The bill we consider today is virtually identical to the bill we considered and passed with a bipartisan majority last Congress. I also want to thank Senator Kyl and Senator Cornyn for working with me and for supporting that bill. Indeed, this bill incorporates a number of additional adjustments we made at Senator Kyl's suggestion after our markup in 2009.
This package was strongly endorsed by the Attorney General and the Director of National Intelligence when we reported it in 2009, and when we were prepared for Senate consideration in early 2010. They specifically praised the enhanced statutory protections for civil liberties and privacy. I, too, think those important. The official administration views letter stated that the bill would "facilitate the collection of vital foreign intelligence and counterintelligence information" and would not sacrifice "operational effectiveness."
I wish the Senate had taken up our work and together the House and Senate had completed this work last year. Instead, the current law without reforms or improvements was extended. I urge us to pass the improvements and get the job done.
I believe that the sunsets suggested by Dick Armey back in 2001 have been a good thing. I have tried to conduct aggressive oversight of USA PATRIOT Act surveillance authorities since the bill was originally enacted in 2001. The sunsets have been helpful in that process. I do not support permanent extension of these surveillance authorities.

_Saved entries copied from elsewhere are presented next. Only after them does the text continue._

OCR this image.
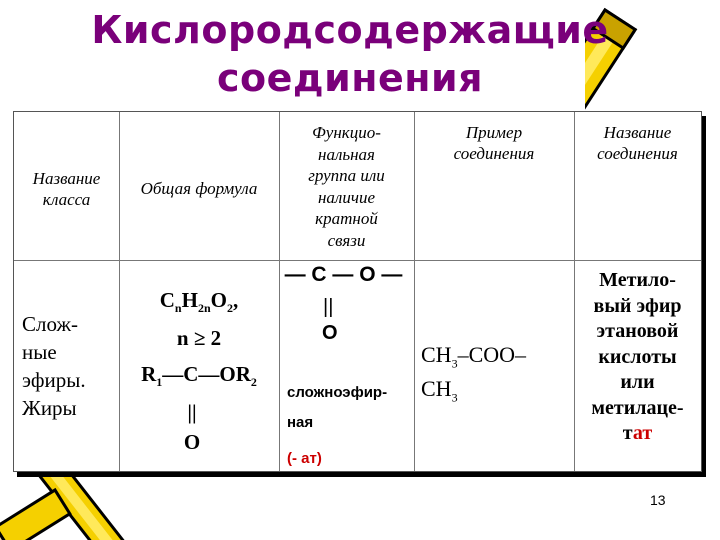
Кислородсодержащие
соединения
Название
класса
Общая формула
Функцио-
нальная
группа или
наличие
кратной
связи
Пример
соединения
Название
соединения
Слож-
ные
эфиры.
Жиры
$C_nH_{2n}O_2$,
n ≥ 2
$R_1—C—OR_2$
||
O
— C — O —
||
O
сложноэфир-
ная
(- ат)
$CH_3-COO-$
$CH_3$
Метило-
вый эфир
этановой
кислоты
или
метилаце-
тат
13
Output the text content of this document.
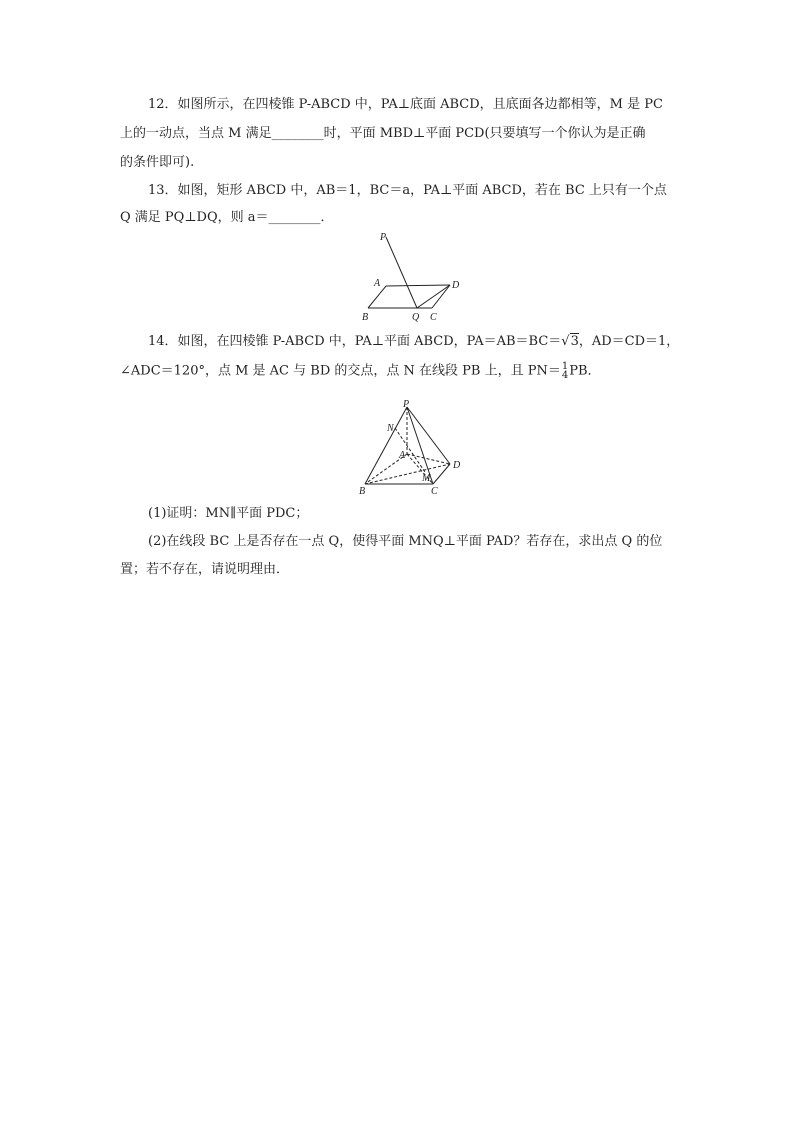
12．如图所示，在四棱锥 P-ABCD 中，PA⊥底面 ABCD，且底面各边都相等，M 是 PC
上的一动点，当点 M 满足________时，平面 MBD⊥平面 PCD(只要填写一个你认为是正确
的条件即可).
13．如图，矩形 ABCD 中，AB＝1，BC＝a，PA⊥平面 ABCD，若在 BC 上只有一个点
Q 满足 PQ⊥DQ，则 a＝________．
P
A	D
B	Q C
14．如图，在四棱锥 P-ABCD 中，PA⊥平面 ABCD，PA＝AB＝BC＝√3，AD＝CD＝1，
∠ADC＝120°，点 M 是 AC 与 BD 的交点，点 N 在线段 PB 上，且 PN＝ 1
4 PB．
P
N
A
D
M
B	C
(1)证明：MN∥平面 PDC；
(2)在线段 BC 上是否存在一点 Q，使得平面 MNQ⊥平面 PAD？若存在，求出点 Q 的位
置；若不存在，请说明理由．
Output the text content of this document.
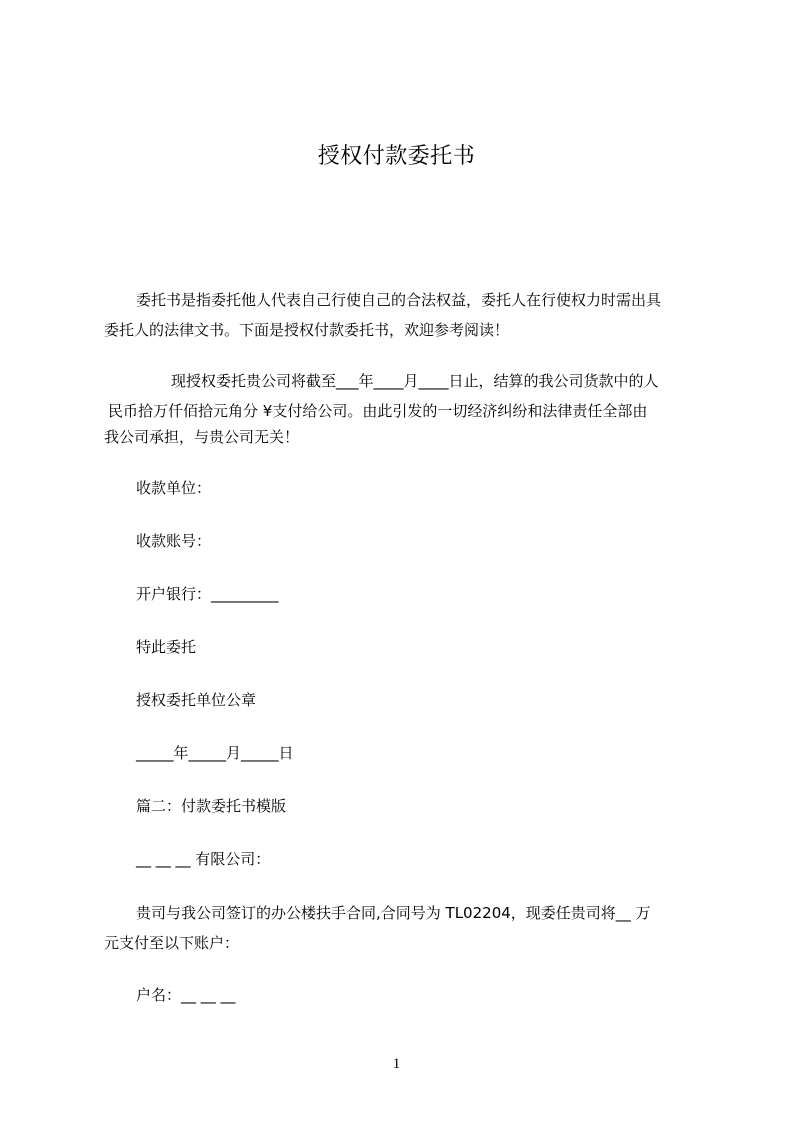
授权付款委托书
委托书是指委托他人代表自己行使自己的合法权益，委托人在行使权力时需出具
委托人的法律文书。下面是授权付款委托书，欢迎参考阅读！
现授权委托贵公司将截至___年____月____日止，结算的我公司货款中的人
民币拾万仟佰拾元角分 ¥支付给公司。由此引发的一切经济纠纷和法律责任全部由
我公司承担，与贵公司无关！
收款单位：
收款账号：
开户银行：_________
特此委托
授权委托单位公章
_____年_____月_____日
篇二：付款委托书模版
__ __ __ 有限公司：
贵司与我公司签订的办公楼扶手合同,合同号为 TL02204，现委任贵司将__ 万
元支付至以下账户：
户名：__ __ __
1
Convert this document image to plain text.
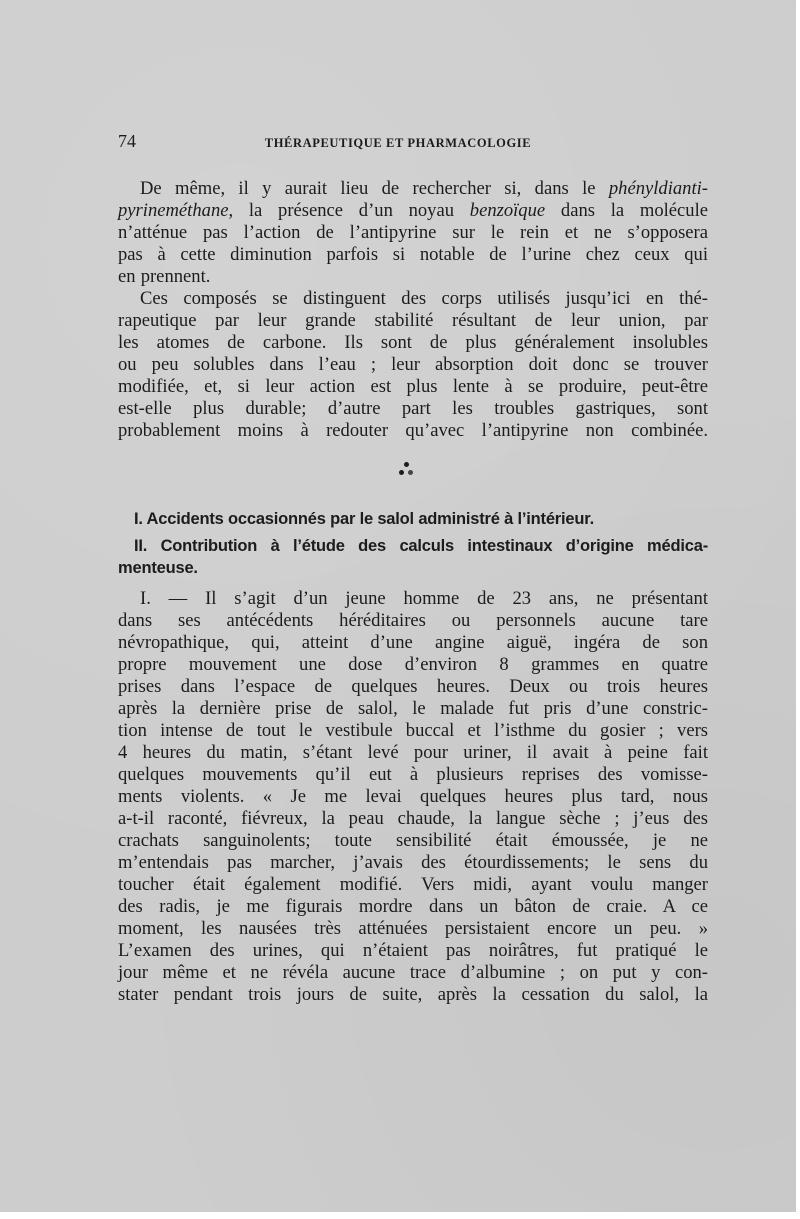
74	THÉRAPEUTIQUE ET PHARMACOLOGIE
De même, il y aurait lieu de rechercher si, dans le phényldianti-
pyrineméthane, la présence d’un noyau benzoïque dans la molécule
n’atténue pas l’action de l’antipyrine sur le rein et ne s’opposera
pas à cette diminution parfois si notable de l’urine chez ceux qui
en prennent.
Ces composés se distinguent des corps utilisés jusqu’ici en thé-
rapeutique par leur grande stabilité résultant de leur union, par
les atomes de carbone. Ils sont de plus généralement insolubles
ou peu solubles dans l’eau ; leur absorption doit donc se trouver
modifiée, et, si leur action est plus lente à se produire, peut-être
est-elle plus durable; d’autre part les troubles gastriques, sont
probablement moins à redouter qu’avec l’antipyrine non combinée.
I. Accidents occasionnés par le salol administré à l’intérieur.
II. Contribution à l’étude des calculs intestinaux d’origine médica-
menteuse.
I. — Il s’agit d’un jeune homme de 23 ans, ne présentant
dans ses antécédents héréditaires ou personnels aucune tare
névropathique, qui, atteint d’une angine aiguë, ingéra de son
propre mouvement une dose d’environ 8 grammes en quatre
prises dans l’espace de quelques heures. Deux ou trois heures
après la dernière prise de salol, le malade fut pris d’une constric-
tion intense de tout le vestibule buccal et l’isthme du gosier ; vers
4 heures du matin, s’étant levé pour uriner, il avait à peine fait
quelques mouvements qu’il eut à plusieurs reprises des vomisse-
ments violents. « Je me levai quelques heures plus tard, nous
a-t-il raconté, fiévreux, la peau chaude, la langue sèche ; j’eus des
crachats sanguinolents; toute sensibilité était émoussée, je ne
m’entendais pas marcher, j’avais des étourdissements; le sens du
toucher était également modifié. Vers midi, ayant voulu manger
des radis, je me figurais mordre dans un bâton de craie. A ce
moment, les nausées très atténuées persistaient encore un peu. »
L’examen des urines, qui n’étaient pas noirâtres, fut pratiqué le
jour même et ne révéla aucune trace d’albumine ; on put y con-
stater pendant trois jours de suite, après la cessation du salol, la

Nor do I support undercutting important oversight and government accountability with respect to these intelligence gathering tools. Instead, I support strengthening oversight and providing the intelligence community the certainty it needs to protect national security. The bill we consider today would give the intelligence community the certainty it needs by extending these expiring authorities through 2013, while also strengthening congressional and judicial oversight. This legislation is the result of bipartisan negotiations two years ago. It had the bipartisan support of this Committee and the strong support of the administration.